As mentioned previously, a training set is a collection of observations. These observations comprise the experience that the algorithm uses to learn. In supervised learning problems, each observation consists of an observed response variable and features of one or more observed explanatory variables. The test set is a similar collection of observations. The test set is used to evaluate the performance of the model using some performance metric. It is important that no observations from the training set are included in the test set. If the test set does contain examples from the training set, it will be difficult to assess whether the algorithm has learned to generalize from the training set or has simply memorized it. A program that generalizes well will be able to effectively perform a task with new data. In contrast, a program that memorizes the training data by learning an overly-complex model could predict the values of the response variable for the training set accurately, but will fail to predict the value of the response variable for new examples. Memorizing the training set is called overfitting. A program that memorizes its observations may not perform its task well, as it could memorize relations and structure that are coincidental in the training data. Balancing generalization and memorization is a problem common to many machine learning algorithms. In later chapters we will discuss regularization, which can be applied to many models to reduce over-fitting.

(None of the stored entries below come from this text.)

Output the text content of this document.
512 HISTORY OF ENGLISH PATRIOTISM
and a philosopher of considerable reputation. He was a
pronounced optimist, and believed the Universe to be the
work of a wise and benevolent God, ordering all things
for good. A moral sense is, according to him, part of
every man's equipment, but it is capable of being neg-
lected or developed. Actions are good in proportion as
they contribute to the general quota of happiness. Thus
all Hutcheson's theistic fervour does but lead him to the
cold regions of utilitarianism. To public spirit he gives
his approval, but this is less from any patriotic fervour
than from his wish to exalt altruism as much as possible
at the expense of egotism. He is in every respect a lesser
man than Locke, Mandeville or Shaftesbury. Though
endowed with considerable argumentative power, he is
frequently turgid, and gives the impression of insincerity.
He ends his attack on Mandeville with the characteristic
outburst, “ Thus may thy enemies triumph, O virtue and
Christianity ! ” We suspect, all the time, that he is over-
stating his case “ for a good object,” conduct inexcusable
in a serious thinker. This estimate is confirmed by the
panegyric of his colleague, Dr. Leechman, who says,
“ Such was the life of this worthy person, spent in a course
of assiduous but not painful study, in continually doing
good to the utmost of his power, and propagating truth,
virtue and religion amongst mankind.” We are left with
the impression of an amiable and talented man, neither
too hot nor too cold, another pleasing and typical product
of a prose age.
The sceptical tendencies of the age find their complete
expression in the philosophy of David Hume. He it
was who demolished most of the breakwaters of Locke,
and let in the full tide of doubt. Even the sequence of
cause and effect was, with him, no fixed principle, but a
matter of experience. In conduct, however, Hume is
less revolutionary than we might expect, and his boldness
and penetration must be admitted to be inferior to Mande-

In addition to the training and test data, a third set of observations, called a validation or hold-out set, is sometimes required. The validation set is used to tune variables called hyperparameters that control how the algorithm learns from the training data. The program is still evaluated on the test set to provide an estimate of its performance in the real world. The validation set should not be used to estimate real-world performance because the program has been tuned to learn from the training data in a way that optimizes its score on the validation data; the program will not have this advantage in the real world.
It is common to partition a single set of supervised observations into training, validation, and test sets. There are no requirements for the sizes of the partitions, and they may vary according to the amount of data available. It is common to allocate between fifty and seventy-five percent of the data to the training set, ten to twenty-five percent of the data to the test set, and the remainder to the validation set.
Some training sets may contain only a few hundred observations; others may include millions. Inexpensive storage, increased network connectivity, and the ubiquity of sensor-packed smartphones have contributed to the contemporary state of big data, or training sets with millions or billions of examples. While this book will not work with datasets that require parallel processing on tens or hundreds of computers, the predictive power of many machine learning algorithms improves as the amount of training data increases. However, machine learning algorithms also follow the maxim "garbage in, garbage out". A student who studies for a test by reading a large, confusing textbook that contains many errors likely will not score better than a student who reads a short but well-written textbook. Similarly, an algorithm trained on a large collection of noisy, irrelevant, or incorrectly-labeled data will not perform better than an algorithm trained on a smaller set of data that is more representative of the problem in the real-world.
Many supervised training sets are prepared manually or by semi-automated processes. Creating a large collection of supervised data can be costly in some domains. Fortunately, several datasets are bundled with scikit-learn, allowing developers to focus on experimenting with models instead. During development, and particularly when training data is scarce, a practice called cross-validation can be used to train and validate a model on the same data. In cross-validation, the training data is partitioned. The model is trained using all but one of the partitions, and tested on the remaining partition. The partitions are then rotated several times so that the model is trained and evaluated on all of the data. The mean of the model's scores on each of the partitions is a better estimate of performance in the real world than an evaluation using a single training/testing split. The following diagram depicts cross validation with five partitions, or folds.
The original dataset is partitioned into five subsets of equal size labeled A through E. Initially the model is trained on partitions B through E, and tested on partition A. In the next iteration, the model is trained on partitions A, C, D, and E, and tested on partition B. The partitions are rotated until models have been trained and tested on all of the partitions. Cross-validation provides a more accurate estimate of the model's performance than testing a single partition of the data.